On cue, she glanced sideways at her boyfriend, Carl. It was what they did whenever Roscoe said something stupid. By now my neck should be permanently turned to the side, she thought. But Carl was otherwise occupied – his eyes following the path of the woman’s nipples like some white trash backwoods eye exam. 

She glanced back over at Roscoe. He possessed a certain kind of confidence that life was nothing more than a cosmic joke – which in his case was true. Still, she had to admit that he was happy most of the time while she more often than not felt irritated, bored, and restless. Especially since the plant closed.  

“I’m tired, you guys,” she said, twisting the straw in her drink. “Let’s get outta here.”

“Stop your bitchin’,” said Jeb, Carl’s brother. She gave him the evil eye and his mouth swung shut. It was a playful exchange though and he smiled at her and winked. She’d always liked Jeb; wondered if maybe she was supposed to be with him. It wasn’t that he was better looking than Carl. Nor was he particularly aspirational. There was just something about him that left her questioning.

She’d been doing a lot of questioning lately though; increasingly haunted by a compulsion to cast off the white trash badge (of which she’d always been proud) and try on a new persona for a while. 

“And leave all this?” her best friend Maggie had jokingly asked her when they met up at Caster’s Bar last year and she suggested they skip town and get an apartment in Louisville. “And anyways, what about Carl?” 

What about him? she’d wanted to respond. But it was no time to be flippant. She’d learned the hard way how conversations could be taken out of context and then spread like wildfire through Harken Falls. All it would take to strike that match would have been for mealy-mouthed Martha Comston (rather unaffectionately referred to as ‘cum stain’) to overhear their conversation. And that chick was never far from earshot. So the three phantom words floated above the two square feet of vacant, dingy-carpeted land surrounding their table before vanishing into thin air. 

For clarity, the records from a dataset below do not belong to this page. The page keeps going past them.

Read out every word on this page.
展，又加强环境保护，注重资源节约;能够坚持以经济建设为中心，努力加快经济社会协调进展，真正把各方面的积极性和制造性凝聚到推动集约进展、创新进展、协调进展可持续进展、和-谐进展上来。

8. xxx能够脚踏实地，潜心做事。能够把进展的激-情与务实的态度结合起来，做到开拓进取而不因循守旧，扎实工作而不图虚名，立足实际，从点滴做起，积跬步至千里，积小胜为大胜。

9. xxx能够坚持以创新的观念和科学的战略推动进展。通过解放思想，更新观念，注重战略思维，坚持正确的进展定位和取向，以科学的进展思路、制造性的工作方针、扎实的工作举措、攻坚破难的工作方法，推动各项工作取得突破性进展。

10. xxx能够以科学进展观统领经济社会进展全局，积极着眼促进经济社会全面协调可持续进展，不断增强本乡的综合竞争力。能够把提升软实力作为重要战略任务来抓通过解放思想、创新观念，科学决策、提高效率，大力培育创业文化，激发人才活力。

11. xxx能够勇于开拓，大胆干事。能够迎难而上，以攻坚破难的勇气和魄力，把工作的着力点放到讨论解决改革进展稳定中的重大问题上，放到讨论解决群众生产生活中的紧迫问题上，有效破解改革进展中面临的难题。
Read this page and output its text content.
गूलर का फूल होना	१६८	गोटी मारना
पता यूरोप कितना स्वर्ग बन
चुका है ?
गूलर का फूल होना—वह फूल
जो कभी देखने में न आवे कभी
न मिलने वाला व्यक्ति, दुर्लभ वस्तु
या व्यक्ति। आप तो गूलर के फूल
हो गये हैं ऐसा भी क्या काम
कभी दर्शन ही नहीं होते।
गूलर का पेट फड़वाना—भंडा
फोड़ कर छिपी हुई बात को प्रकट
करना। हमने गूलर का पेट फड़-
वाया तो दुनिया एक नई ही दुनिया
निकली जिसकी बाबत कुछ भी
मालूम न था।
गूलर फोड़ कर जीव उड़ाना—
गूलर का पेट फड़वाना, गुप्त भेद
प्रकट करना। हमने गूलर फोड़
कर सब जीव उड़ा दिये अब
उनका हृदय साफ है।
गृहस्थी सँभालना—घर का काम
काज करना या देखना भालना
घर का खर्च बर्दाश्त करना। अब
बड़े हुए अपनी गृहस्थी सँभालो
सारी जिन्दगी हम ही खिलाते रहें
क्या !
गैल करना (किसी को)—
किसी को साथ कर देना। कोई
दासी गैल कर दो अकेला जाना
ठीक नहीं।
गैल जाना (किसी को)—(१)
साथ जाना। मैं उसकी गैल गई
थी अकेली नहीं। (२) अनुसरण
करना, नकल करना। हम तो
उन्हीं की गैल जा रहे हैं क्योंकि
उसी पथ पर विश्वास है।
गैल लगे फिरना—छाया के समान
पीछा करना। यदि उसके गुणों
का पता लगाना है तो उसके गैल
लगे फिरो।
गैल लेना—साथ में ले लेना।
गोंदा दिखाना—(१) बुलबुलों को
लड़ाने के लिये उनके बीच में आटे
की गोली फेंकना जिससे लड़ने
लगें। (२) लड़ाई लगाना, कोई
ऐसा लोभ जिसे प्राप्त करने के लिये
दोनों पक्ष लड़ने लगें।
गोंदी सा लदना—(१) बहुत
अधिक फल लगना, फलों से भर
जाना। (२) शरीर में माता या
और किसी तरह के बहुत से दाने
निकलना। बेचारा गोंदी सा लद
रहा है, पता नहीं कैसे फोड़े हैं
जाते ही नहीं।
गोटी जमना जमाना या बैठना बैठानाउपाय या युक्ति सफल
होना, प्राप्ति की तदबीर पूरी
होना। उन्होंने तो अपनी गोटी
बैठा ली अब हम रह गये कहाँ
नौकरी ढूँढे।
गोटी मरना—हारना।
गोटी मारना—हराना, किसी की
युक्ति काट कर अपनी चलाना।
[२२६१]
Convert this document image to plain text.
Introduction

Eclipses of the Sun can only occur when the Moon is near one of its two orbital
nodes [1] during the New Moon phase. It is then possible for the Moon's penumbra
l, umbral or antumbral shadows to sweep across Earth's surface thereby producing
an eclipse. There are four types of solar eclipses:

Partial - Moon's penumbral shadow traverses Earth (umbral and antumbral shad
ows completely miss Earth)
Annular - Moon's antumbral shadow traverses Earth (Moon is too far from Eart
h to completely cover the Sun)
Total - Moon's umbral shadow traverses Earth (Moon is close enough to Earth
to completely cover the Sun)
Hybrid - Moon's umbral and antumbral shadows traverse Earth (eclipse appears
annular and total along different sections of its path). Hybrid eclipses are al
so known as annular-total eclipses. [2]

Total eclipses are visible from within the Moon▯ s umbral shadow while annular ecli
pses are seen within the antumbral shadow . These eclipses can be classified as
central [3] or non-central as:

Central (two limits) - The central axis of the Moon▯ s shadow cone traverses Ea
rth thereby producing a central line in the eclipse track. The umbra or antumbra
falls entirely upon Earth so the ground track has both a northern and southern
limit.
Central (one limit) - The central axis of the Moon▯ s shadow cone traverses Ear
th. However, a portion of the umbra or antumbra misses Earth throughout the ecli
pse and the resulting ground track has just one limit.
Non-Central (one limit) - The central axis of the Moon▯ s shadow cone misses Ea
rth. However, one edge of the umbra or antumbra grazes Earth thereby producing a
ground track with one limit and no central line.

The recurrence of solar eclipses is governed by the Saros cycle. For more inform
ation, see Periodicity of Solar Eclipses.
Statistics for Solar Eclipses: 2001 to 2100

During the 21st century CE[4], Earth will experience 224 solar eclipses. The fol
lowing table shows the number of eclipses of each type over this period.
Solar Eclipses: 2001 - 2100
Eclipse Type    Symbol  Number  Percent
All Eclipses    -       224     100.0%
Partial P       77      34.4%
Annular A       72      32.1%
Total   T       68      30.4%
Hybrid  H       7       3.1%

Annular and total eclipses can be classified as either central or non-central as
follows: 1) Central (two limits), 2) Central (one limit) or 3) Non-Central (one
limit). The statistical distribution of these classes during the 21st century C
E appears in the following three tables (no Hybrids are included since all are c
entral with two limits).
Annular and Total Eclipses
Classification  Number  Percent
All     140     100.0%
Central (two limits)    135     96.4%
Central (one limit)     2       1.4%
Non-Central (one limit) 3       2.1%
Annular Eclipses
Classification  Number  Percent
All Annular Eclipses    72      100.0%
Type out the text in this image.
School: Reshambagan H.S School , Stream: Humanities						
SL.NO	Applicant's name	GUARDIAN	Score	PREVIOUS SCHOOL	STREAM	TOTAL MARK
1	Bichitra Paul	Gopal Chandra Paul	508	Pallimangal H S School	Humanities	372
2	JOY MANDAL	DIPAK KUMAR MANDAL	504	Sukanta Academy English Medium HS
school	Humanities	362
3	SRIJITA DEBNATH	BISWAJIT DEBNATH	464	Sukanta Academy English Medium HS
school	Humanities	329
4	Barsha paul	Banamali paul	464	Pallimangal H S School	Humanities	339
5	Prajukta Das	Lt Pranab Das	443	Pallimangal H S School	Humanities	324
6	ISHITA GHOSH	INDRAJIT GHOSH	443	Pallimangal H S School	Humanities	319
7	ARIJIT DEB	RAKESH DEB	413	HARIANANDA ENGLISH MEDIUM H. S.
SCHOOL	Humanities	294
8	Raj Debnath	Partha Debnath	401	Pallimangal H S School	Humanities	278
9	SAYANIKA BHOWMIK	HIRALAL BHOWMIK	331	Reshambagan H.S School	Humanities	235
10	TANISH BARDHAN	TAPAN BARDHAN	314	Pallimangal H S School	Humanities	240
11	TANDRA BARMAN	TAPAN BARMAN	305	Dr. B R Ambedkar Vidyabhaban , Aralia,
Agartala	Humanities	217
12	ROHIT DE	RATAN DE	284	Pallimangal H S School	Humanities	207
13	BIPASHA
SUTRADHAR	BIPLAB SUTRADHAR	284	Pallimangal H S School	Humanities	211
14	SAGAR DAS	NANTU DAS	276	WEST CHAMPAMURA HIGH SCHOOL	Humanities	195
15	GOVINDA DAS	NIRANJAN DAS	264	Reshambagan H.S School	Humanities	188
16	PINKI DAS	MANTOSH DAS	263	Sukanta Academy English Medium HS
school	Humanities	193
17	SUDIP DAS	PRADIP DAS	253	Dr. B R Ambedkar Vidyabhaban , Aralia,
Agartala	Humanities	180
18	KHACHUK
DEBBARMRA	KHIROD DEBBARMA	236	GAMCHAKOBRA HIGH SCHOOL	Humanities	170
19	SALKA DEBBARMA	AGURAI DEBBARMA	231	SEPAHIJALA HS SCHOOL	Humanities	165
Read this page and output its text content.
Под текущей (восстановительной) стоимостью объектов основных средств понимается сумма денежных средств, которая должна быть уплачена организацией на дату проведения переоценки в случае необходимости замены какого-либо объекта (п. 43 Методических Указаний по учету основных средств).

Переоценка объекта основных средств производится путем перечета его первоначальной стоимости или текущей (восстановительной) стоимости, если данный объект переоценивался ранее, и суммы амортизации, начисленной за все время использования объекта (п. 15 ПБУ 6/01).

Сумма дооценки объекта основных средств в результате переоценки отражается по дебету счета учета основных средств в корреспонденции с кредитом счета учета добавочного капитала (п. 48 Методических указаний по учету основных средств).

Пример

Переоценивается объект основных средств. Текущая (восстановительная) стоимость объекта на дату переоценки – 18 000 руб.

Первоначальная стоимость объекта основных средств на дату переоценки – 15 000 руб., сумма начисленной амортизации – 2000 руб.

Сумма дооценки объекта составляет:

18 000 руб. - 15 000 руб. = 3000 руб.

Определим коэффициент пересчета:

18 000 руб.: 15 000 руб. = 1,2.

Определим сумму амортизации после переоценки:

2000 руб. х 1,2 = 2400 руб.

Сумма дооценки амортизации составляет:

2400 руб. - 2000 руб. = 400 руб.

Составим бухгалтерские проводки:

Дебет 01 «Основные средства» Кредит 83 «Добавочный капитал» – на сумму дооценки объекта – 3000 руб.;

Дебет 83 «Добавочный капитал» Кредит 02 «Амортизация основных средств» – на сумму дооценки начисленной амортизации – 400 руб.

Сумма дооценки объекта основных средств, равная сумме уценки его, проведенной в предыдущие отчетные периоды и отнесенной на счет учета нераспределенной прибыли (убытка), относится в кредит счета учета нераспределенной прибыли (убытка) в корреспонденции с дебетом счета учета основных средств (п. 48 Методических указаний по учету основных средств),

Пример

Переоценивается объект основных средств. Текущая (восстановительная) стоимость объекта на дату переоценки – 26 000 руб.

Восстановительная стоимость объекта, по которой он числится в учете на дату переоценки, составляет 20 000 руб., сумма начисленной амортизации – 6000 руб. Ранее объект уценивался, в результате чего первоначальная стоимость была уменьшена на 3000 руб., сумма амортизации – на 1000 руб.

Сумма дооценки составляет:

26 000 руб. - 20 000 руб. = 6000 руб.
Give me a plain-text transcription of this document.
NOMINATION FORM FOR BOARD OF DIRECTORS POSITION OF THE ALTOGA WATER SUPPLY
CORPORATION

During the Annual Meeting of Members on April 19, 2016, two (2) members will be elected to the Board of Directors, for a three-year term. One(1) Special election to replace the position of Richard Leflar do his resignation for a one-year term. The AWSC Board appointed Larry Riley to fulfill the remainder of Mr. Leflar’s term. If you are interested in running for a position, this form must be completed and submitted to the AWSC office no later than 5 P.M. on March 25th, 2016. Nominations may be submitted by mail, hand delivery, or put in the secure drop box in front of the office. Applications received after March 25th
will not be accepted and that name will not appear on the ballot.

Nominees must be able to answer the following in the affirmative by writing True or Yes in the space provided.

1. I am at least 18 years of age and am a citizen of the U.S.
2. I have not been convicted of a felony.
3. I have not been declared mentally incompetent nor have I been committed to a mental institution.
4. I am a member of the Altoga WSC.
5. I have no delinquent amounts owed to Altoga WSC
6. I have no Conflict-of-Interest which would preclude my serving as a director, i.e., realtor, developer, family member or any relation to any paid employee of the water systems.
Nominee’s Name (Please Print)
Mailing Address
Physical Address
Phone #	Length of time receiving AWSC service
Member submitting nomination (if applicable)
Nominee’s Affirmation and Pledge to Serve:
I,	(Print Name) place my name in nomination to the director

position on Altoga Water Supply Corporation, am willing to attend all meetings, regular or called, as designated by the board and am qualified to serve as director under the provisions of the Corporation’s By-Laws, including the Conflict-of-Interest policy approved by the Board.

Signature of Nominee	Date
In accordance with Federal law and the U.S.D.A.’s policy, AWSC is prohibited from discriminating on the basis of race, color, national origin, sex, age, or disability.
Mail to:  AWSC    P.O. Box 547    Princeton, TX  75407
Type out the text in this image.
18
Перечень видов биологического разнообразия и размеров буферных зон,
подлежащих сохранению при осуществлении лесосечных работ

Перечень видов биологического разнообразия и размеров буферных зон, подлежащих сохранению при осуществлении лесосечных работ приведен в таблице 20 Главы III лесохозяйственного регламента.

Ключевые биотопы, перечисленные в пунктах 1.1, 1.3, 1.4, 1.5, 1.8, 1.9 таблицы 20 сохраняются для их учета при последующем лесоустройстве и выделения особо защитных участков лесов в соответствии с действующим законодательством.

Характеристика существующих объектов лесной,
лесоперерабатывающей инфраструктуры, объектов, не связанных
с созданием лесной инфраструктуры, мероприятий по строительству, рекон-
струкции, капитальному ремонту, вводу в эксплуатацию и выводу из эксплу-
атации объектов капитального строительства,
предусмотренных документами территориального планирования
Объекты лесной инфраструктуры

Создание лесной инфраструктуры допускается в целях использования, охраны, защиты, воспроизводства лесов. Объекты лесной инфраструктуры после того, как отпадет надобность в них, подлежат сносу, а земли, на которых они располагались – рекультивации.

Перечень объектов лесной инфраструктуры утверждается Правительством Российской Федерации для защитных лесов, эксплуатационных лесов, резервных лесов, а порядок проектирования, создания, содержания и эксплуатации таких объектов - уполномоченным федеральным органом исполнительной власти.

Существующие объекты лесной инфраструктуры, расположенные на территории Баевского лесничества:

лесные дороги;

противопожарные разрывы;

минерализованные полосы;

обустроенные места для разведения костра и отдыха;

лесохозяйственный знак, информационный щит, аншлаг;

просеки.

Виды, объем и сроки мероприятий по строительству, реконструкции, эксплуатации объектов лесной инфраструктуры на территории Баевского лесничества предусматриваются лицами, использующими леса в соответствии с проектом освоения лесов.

Maggie got knocked up just a month after that conversation and was too busy with a newborn now to meet up at Caster’s anymore – any dream of her moving to Louisville (or anywhere else) dead in the water. 

The strip joint was crowded for a weekday afternoon. More crowded than usual. She leaned forward in her chair and tried to imagine what it would be like to be up on that stage. There was no judgment. She knew a lot of the girls that danced there. Had known a few of them since kindergarten. We all do what we have to do, she thought. 

The young woman who’d dazzled the mostly male crowd sauntered off stage to be replaced by an older woman. Gravity had done some work on her breasts and they didn’t possess the perkiness of her predecessor’s. Some of the men, and even a drunk woman in the corner, made no secret of their disapproval of the replacement. Wondering how they would ‘measure up,’ she reached under her jacket and cupped her breasts in her hands. She was surprised by the surge of anger she felt for even entertaining this thought and knew she had to leave.

“I’m gonna take off,” she said defiantly, getting up from her chair and hoping that Carl, or at the very least Jeb, would follow her. Neither did though. They sank deeper into their seats, nudging each other and laughing while throwing back their fourth PBR of the afternoon.

She moved swiftly through the club, tripping on a beer bottle and nearly falling. A few people laughed and she felt like crying. She pushed open the door and stepped out into the blazing June sunlight. She stopped to get her bearings and noticed a sequin pasty stuck to the top of her shoe. Peeling it off and looking at it glimmering in the sun like a rare treasure, she stared straight up Front Street and sighed. 

“What about him?” she finally said aloud.